Regina Michener, board member of the Irish Children’s Program (ICP), has been a part of the ICP of Rochester for 20 years. Her family has hosted seven children, some Protestant and some Catholic. Throughout these years, many families opened their homes to offer children love, room and board.
“I am so committed to the program because it has changed me and my family,” said Regina. “My children have learned tolerance and that not all children grow up feeling secure. They’ve shared their rooms, belongings, friends, even their parents, unselfishly. They allow this child, far from home, to be first and best.”
Michener said she felt safe when she visited the beautiful city of Belfast, in Northern Ireland. However, she found it disturbing to see neighborhoods divided with walls and barbed wire. It is exciting to know that ICP is breaking down these barriers.
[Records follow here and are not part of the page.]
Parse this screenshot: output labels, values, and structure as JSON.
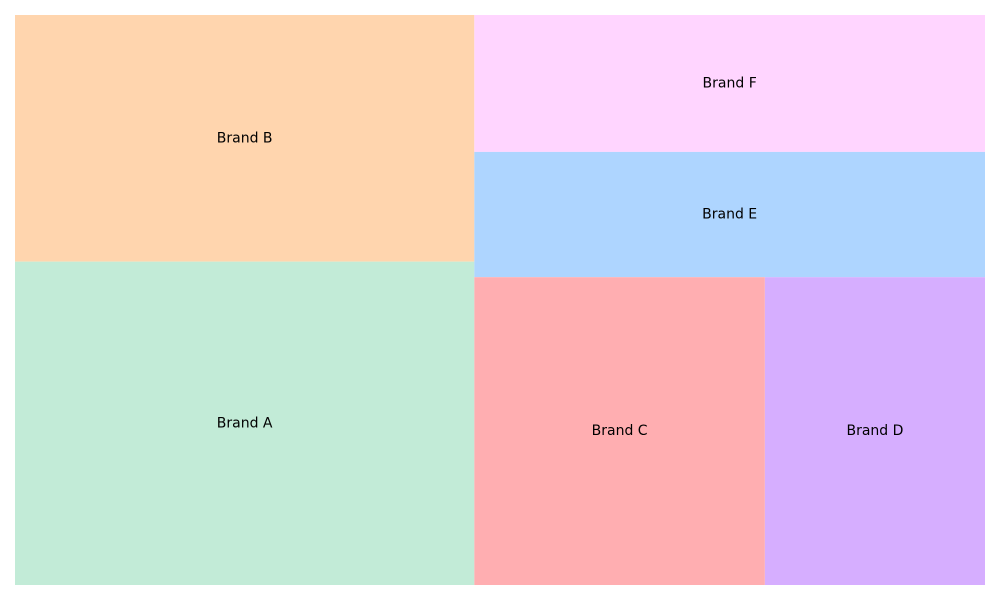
{
  "chart_data": {
    "type": "treemap",
    "title": "",
    "grid": false,
    "legend": "none",
    "categories": [
      "Brand A",
      "Brand B",
      "Brand C",
      "Brand D",
      "Brand E",
      "Brand F"
    ],
    "values": [
      27.4,
      20.9,
      16.5,
      12.5,
      11.8,
      12.9
    ],
    "colors": [
      "#c2ebd7",
      "#ffd5ae",
      "#ffaeb1",
      "#d6aeff",
      "#aed5ff",
      "#ffd5ff"
    ]
  }
}
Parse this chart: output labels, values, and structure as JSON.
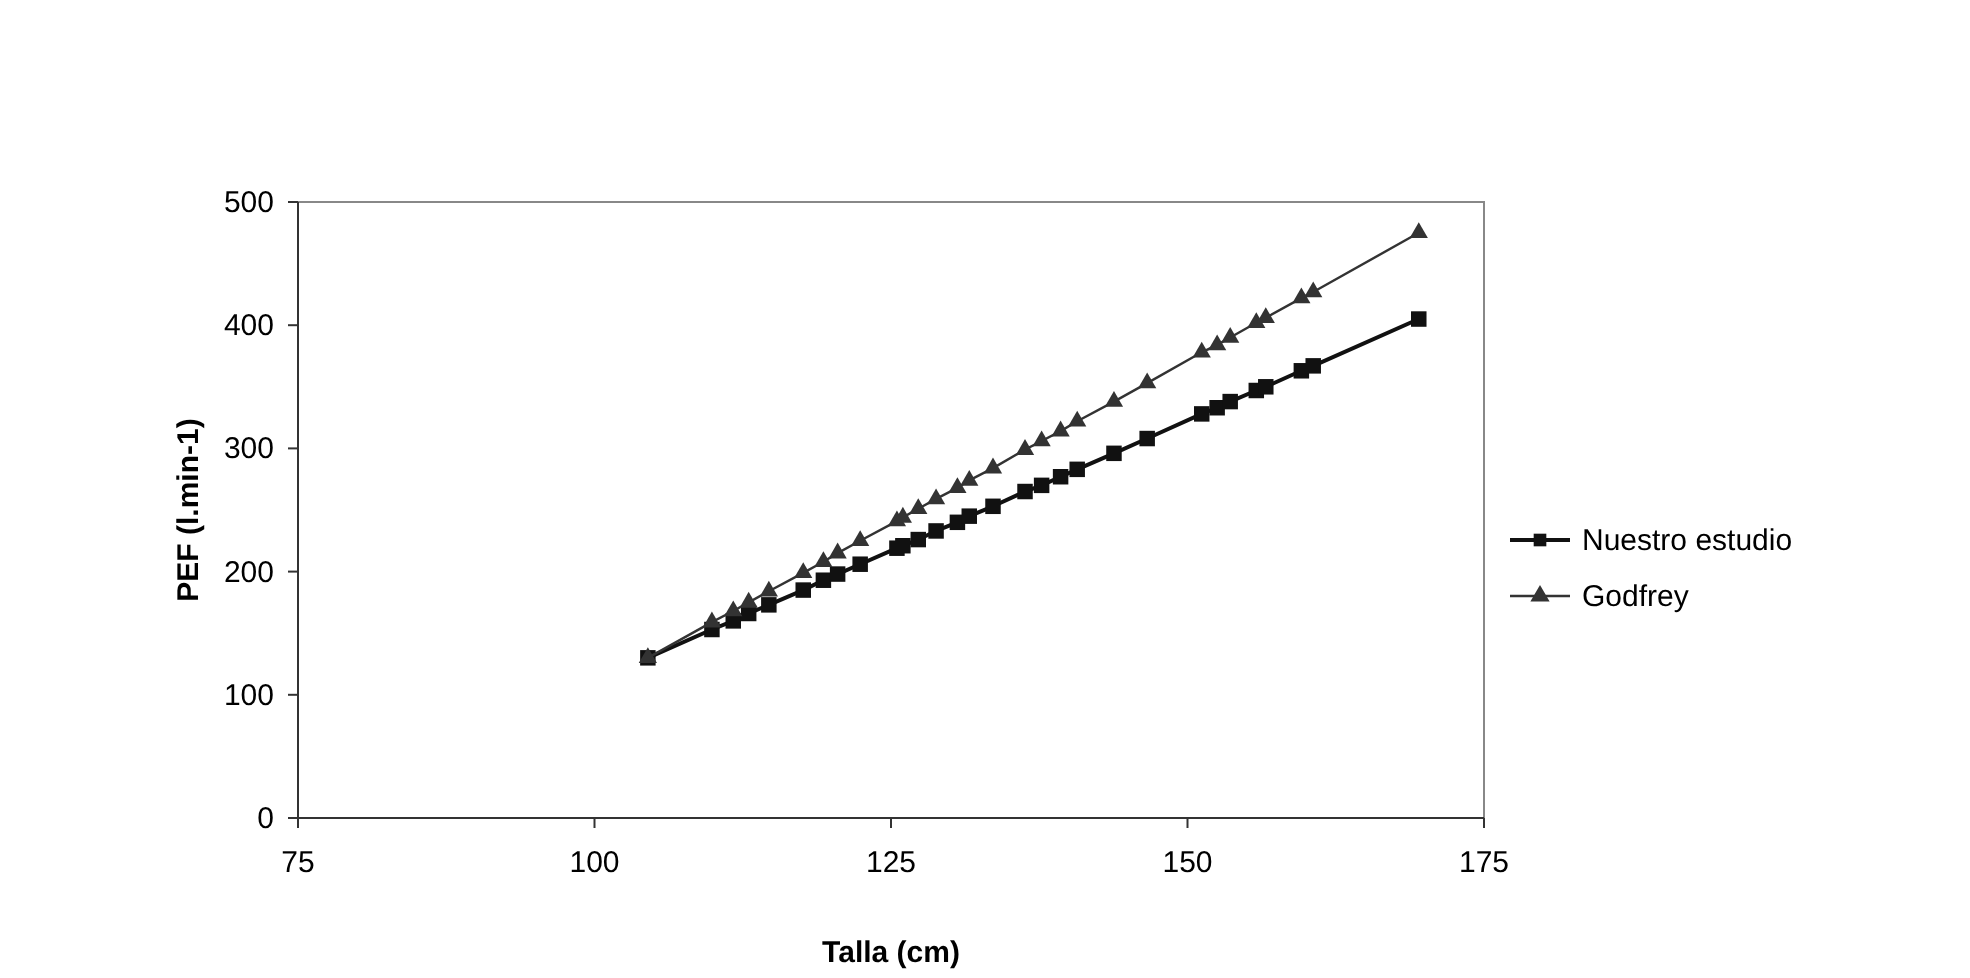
{
  "chart_data": {
    "type": "line",
    "xlabel": "Talla (cm)",
    "ylabel": "PEF (l.min-1)",
    "xlim": [
      75,
      175
    ],
    "xticks": [
      75,
      100,
      125,
      150,
      175
    ],
    "ylim": [
      0,
      500
    ],
    "yticks": [
      0,
      100,
      200,
      300,
      400,
      500
    ],
    "grid": false,
    "legend": "right",
    "x": [
      104.5,
      109.9,
      111.7,
      113.0,
      114.7,
      117.6,
      119.3,
      120.5,
      122.4,
      125.5,
      126.0,
      127.3,
      128.8,
      130.6,
      131.6,
      133.6,
      136.3,
      137.7,
      139.3,
      140.7,
      143.8,
      146.6,
      151.2,
      152.5,
      153.6,
      155.8,
      156.6,
      159.6,
      160.6,
      169.5
    ],
    "series": [
      {
        "name": "Nuestro estudio",
        "color": "#111111",
        "marker": "square",
        "values": [
          130,
          153,
          160,
          166,
          173,
          185,
          193,
          198,
          206,
          219,
          221,
          226,
          233,
          240,
          245,
          253,
          265,
          270,
          277,
          283,
          296,
          308,
          328,
          333,
          338,
          347,
          350,
          363,
          367,
          405
        ]
      },
      {
        "name": "Godfrey",
        "color": "#333333",
        "marker": "triangle",
        "values": [
          130,
          159,
          168,
          175,
          184,
          199,
          208,
          215,
          225,
          241,
          244,
          251,
          259,
          268,
          274,
          284,
          299,
          306,
          314,
          322,
          338,
          353,
          378,
          384,
          390,
          402,
          406,
          422,
          427,
          475
        ]
      }
    ]
  }
}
“I have a ‘daughter’ in Belfast, who spent five summers with my family, and now is an accomplished college graduate and a productive citizen of that fine city,” explained Regina. “She works cooperatively with persons of different religious beliefs."
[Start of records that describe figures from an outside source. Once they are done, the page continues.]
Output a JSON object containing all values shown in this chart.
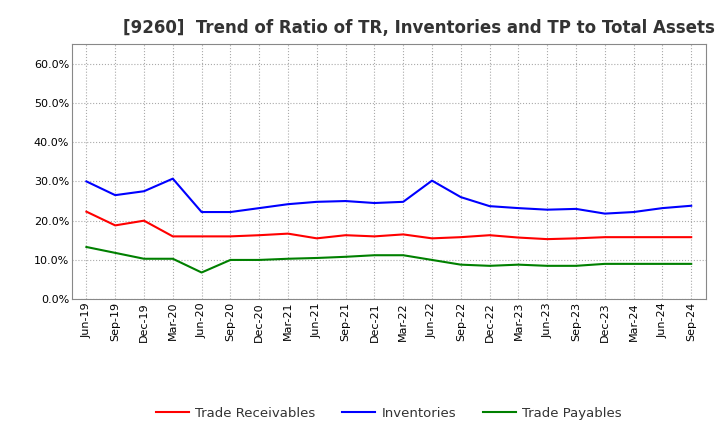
{
  "title": "[9260]  Trend of Ratio of TR, Inventories and TP to Total Assets",
  "labels": [
    "Jun-19",
    "Sep-19",
    "Dec-19",
    "Mar-20",
    "Jun-20",
    "Sep-20",
    "Dec-20",
    "Mar-21",
    "Jun-21",
    "Sep-21",
    "Dec-21",
    "Mar-22",
    "Jun-22",
    "Sep-22",
    "Dec-22",
    "Mar-23",
    "Jun-23",
    "Sep-23",
    "Dec-23",
    "Mar-24",
    "Jun-24",
    "Sep-24"
  ],
  "trade_receivables": [
    0.223,
    0.188,
    0.2,
    0.16,
    0.16,
    0.16,
    0.163,
    0.167,
    0.155,
    0.163,
    0.16,
    0.165,
    0.155,
    0.158,
    0.163,
    0.157,
    0.153,
    0.155,
    0.158,
    0.158,
    0.158,
    0.158
  ],
  "inventories": [
    0.3,
    0.265,
    0.275,
    0.307,
    0.222,
    0.222,
    0.232,
    0.242,
    0.248,
    0.25,
    0.245,
    0.248,
    0.302,
    0.26,
    0.237,
    0.232,
    0.228,
    0.23,
    0.218,
    0.222,
    0.232,
    0.238
  ],
  "trade_payables": [
    0.133,
    0.118,
    0.103,
    0.103,
    0.068,
    0.1,
    0.1,
    0.103,
    0.105,
    0.108,
    0.112,
    0.112,
    0.1,
    0.088,
    0.085,
    0.088,
    0.085,
    0.085,
    0.09,
    0.09,
    0.09,
    0.09
  ],
  "line_colors": {
    "trade_receivables": "#ff0000",
    "inventories": "#0000ff",
    "trade_payables": "#008000"
  },
  "legend_labels": [
    "Trade Receivables",
    "Inventories",
    "Trade Payables"
  ],
  "ylim": [
    0.0,
    0.65
  ],
  "yticks": [
    0.0,
    0.1,
    0.2,
    0.3,
    0.4,
    0.5,
    0.6
  ],
  "background_color": "#ffffff",
  "plot_bg_color": "#ffffff",
  "grid_color": "#aaaaaa",
  "title_fontsize": 12,
  "tick_fontsize": 8,
  "legend_fontsize": 9.5,
  "title_color": "#333333"
}
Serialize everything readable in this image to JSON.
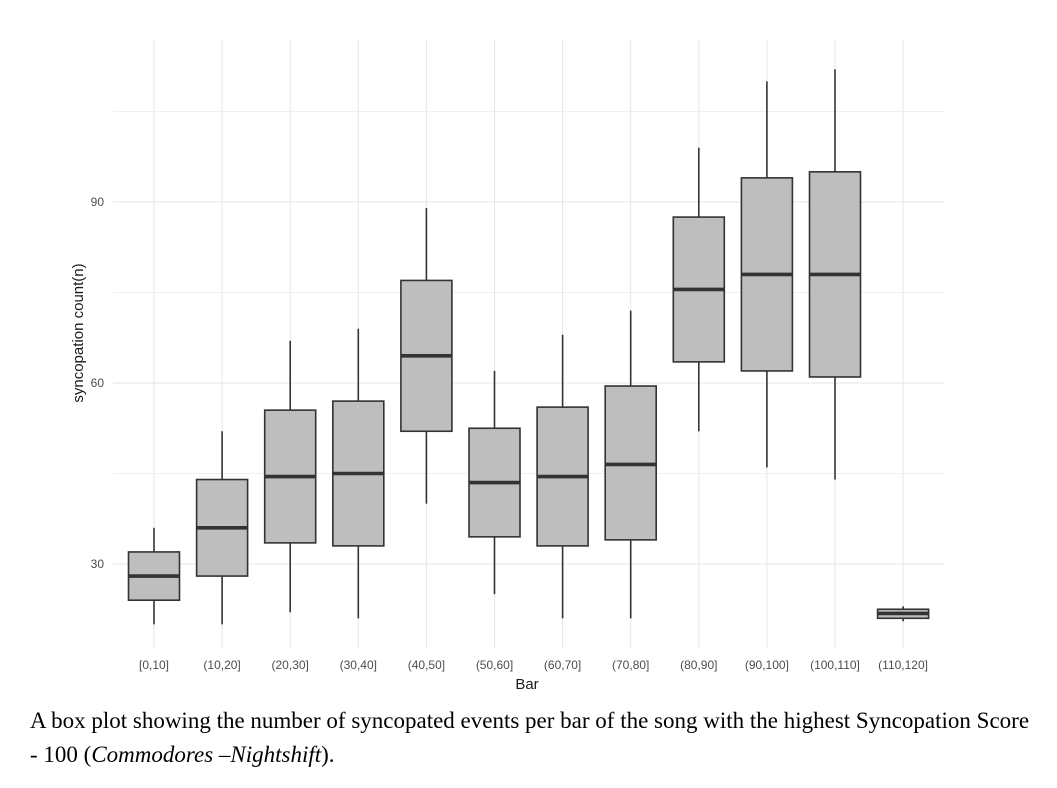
{
  "chart_data": {
    "type": "box",
    "xlabel": "Bar",
    "ylabel": "syncopation count(n)",
    "ylim": [
      16,
      119
    ],
    "yticks": [
      30,
      60,
      90
    ],
    "grid": true,
    "categories": [
      "[0,10]",
      "(10,20]",
      "(20,30]",
      "(30,40]",
      "(40,50]",
      "(50,60]",
      "(60,70]",
      "(70,80]",
      "(80,90]",
      "(90,100]",
      "(100,110]",
      "(110,120]"
    ],
    "boxes": [
      {
        "category": "[0,10]",
        "whisker_low": 20,
        "q1": 24,
        "median": 28,
        "q3": 32,
        "whisker_high": 36
      },
      {
        "category": "(10,20]",
        "whisker_low": 20,
        "q1": 28,
        "median": 36,
        "q3": 44,
        "whisker_high": 52
      },
      {
        "category": "(20,30]",
        "whisker_low": 22,
        "q1": 33.5,
        "median": 44.5,
        "q3": 55.5,
        "whisker_high": 67
      },
      {
        "category": "(30,40]",
        "whisker_low": 21,
        "q1": 33,
        "median": 45,
        "q3": 57,
        "whisker_high": 69
      },
      {
        "category": "(40,50]",
        "whisker_low": 40,
        "q1": 52,
        "median": 64.5,
        "q3": 77,
        "whisker_high": 89
      },
      {
        "category": "(50,60]",
        "whisker_low": 25,
        "q1": 34.5,
        "median": 43.5,
        "q3": 52.5,
        "whisker_high": 62
      },
      {
        "category": "(60,70]",
        "whisker_low": 21,
        "q1": 33,
        "median": 44.5,
        "q3": 56,
        "whisker_high": 68
      },
      {
        "category": "(70,80]",
        "whisker_low": 21,
        "q1": 34,
        "median": 46.5,
        "q3": 59.5,
        "whisker_high": 72
      },
      {
        "category": "(80,90]",
        "whisker_low": 52,
        "q1": 63.5,
        "median": 75.5,
        "q3": 87.5,
        "whisker_high": 99
      },
      {
        "category": "(90,100]",
        "whisker_low": 46,
        "q1": 62,
        "median": 78,
        "q3": 94,
        "whisker_high": 110
      },
      {
        "category": "(100,110]",
        "whisker_low": 44,
        "q1": 61,
        "median": 78,
        "q3": 95,
        "whisker_high": 112
      },
      {
        "category": "(110,120]",
        "whisker_low": 20.5,
        "q1": 21,
        "median": 21.8,
        "q3": 22.5,
        "whisker_high": 23
      }
    ],
    "colors": {
      "box_fill": "#bebebe",
      "box_stroke": "#333333",
      "grid": "#e6e6e6"
    }
  },
  "caption": {
    "prefix": "A box plot showing the number of syncopated events per bar of the song with the highest Syncopation Score - 100 (",
    "italic": "Commodores –Nightshift",
    "suffix": ")."
  }
}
Each Belfast child, ages 10-14, is chosen to participate in the ICP for a variety of specific reasons. “Whatever the circumstances, our hope is that each one of them goes home with a better understanding of the tolerance they see here in Rochester, and with new friends from the other side of those walls,” Regina said.
The percentage of families in the Rochester area that volunteer to host children is quite small. These special families open their homes to young children from so far away and help teach them tolerance. “The families in Belfast that send their “babies” to America are very brave and unselfish,” shared Regina.
These Belfast families sacrifice a summer with their children so that they may see another way of life. These children cross the Atlantic Ocean for the opportunity to meet and spend time with other Belfast children of another religion because, in their homeland, Protestant and Catholic children have few to no interactions, perpetuating longstanding disagreements.
Seeking to change this, Brendan Pessimone and his wife started The Irish Children’s Program of Rochester is an independent, ecumenical, non-profit, non-political organization in 1982. Since that time, the situation in Northern Ireland has improved, and the volatility of the past has eased. However, the walls and wires separating neighborhoods are still visible.
The greatest challenge the ICP now faces is finding families to host these Irish children. “We know there are children who would benefit from this experience, but we are unable to find homes to host them” said Regina. “When I started in this program, we had more host families apply than we had children, and our visiting groups numbered 25 to 30.”
Past hosts have been families with children also ages 10-14, empty nesters, grandparents, single women and couples with no children of their own. For the first time in the history of the program, ICP is unable to bring children from Belfast here this summer. “We are currently recruiting for host families for July of 2020,” Regina explained.
“This is a meaningful experience with a long-lasting, positive impact,” said Regina. “People stop by our event tables to let us know there is still a connection to their young Belfast visitor, 20, even 30 years later. The connections made often run deep. Michener’s own Belfast "daughter" exemplified traveled to Kentucky to attend the wedding of her American "brother." “I have responded to requests to from Belfast, asking us to help them find the Rochester families that once hosted them.,” added Regina. “Their memories of this experience are so vivid and positive.”